Further noting the orientation of the mixed methods research questions, Johnson et al. (2007) noted that “every mixed methods research study is situated somewhere along this bottom-up/top-down conceptualization continuum” (p.122). They stated that the ‘bottom-up’ approach is where the research question drives the mixed methods research approach. Whereas in the ‘top-down’ approach, the mixed methods approach is not driven by the research question; “rather, it is driven by the researcher’s quest to conduct research that is emancipatory, anti-discriminatory, participatory, and the like, which focuses squarely on the lives and experiences of marginalized persons or groups such as women; ethnic/racial/ cultural minorities; religious minorities; individuals with disabilities/exceptionalities; and members of gay, lesbian, bisexual, and transsexual communities (i.e., transformative emancipatory research)” (p.122).
Then, explain one strength and one limitation of mixed methods research
One core strength, as described by Johnson & Onwuegbuzie (2004) can be found in the “goal of mixed methods research (which) is not to replace either of these approaches but rather to draw from the strengths and minimize the weaknesses of both in single research studies and across studies” (pp. 14-15). Thus, the use of mixed method research offsets the weaknesses of both quantitative and qualitative research. For instance, quantitative research is weak in understanding the context or setting in which people behave, something that qualitative research makes up for. On the other hand, qualitative research is seen as deficient because of the potential for biased interpretations made by the researcher and the difficulty in generalizing findings to a large group. Quantitative research does not have these weaknesses. Consequently, by using both types of research, the strengths of each approach can make up for the weaknesses of the other.
On the other hand, mixed method research has some disadvantages and limitations, especially the fact that it may be unclear how to resolve discrepancies that arise in the interpretation of the findings. According to Bryman (2008) there’s a possible limitation, in case the results of the two methods appear to be inconsistent (p. 611). Collins and O’Cathain (2009) further notes that the research design can be very complex due to the need to ensure that the formulation of research questions complies with the double character of the research design (p.4).

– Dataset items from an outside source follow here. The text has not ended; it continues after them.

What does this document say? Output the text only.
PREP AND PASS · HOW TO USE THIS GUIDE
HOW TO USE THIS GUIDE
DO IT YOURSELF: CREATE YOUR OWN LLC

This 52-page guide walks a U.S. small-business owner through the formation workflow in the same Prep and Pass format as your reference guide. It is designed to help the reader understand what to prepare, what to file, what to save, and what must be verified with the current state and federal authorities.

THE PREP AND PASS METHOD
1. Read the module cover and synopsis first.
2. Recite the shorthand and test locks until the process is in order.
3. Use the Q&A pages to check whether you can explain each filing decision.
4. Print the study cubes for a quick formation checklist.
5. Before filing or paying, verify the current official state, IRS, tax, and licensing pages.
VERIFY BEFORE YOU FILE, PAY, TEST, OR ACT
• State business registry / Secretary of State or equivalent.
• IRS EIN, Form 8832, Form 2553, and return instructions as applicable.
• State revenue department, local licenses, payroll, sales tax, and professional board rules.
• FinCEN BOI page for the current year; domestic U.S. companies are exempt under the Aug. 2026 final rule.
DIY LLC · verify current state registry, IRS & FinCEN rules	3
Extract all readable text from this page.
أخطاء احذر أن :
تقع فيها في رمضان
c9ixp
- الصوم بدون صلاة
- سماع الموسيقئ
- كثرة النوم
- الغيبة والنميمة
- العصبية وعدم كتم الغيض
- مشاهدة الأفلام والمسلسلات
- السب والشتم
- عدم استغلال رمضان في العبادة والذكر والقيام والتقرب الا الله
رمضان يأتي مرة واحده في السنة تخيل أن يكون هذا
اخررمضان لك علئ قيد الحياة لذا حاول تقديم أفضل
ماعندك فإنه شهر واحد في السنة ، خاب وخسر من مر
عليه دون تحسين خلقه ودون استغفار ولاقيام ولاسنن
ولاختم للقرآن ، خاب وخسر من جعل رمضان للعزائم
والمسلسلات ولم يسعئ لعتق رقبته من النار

Finally, provide a rationale for or against the utility of mixed methods research in your discipline
Collins and O’Cathain (2009) highlighted the rationale for mixed methods research as “an integrated analysis of combined research methods (that) can help in legitimating inferences [validating data] and formulating generalisations through ‘inference transferability’” (p. 6). In this regard, one can state that the basis of using mixed methods research is when one wants to validate or corroborate the results obtained from other methods or when one needs to use one method to inform another method. For instance, in public policy, when little is known about a topic and it is necessary to first learn about what variables to study through qualitative research, and then study those variables with a large sample of individuals using quantitative research. Thus, using a mixed methods approach allows for a complete and well-rounded understanding of a problem (Laureate Education, 2009b).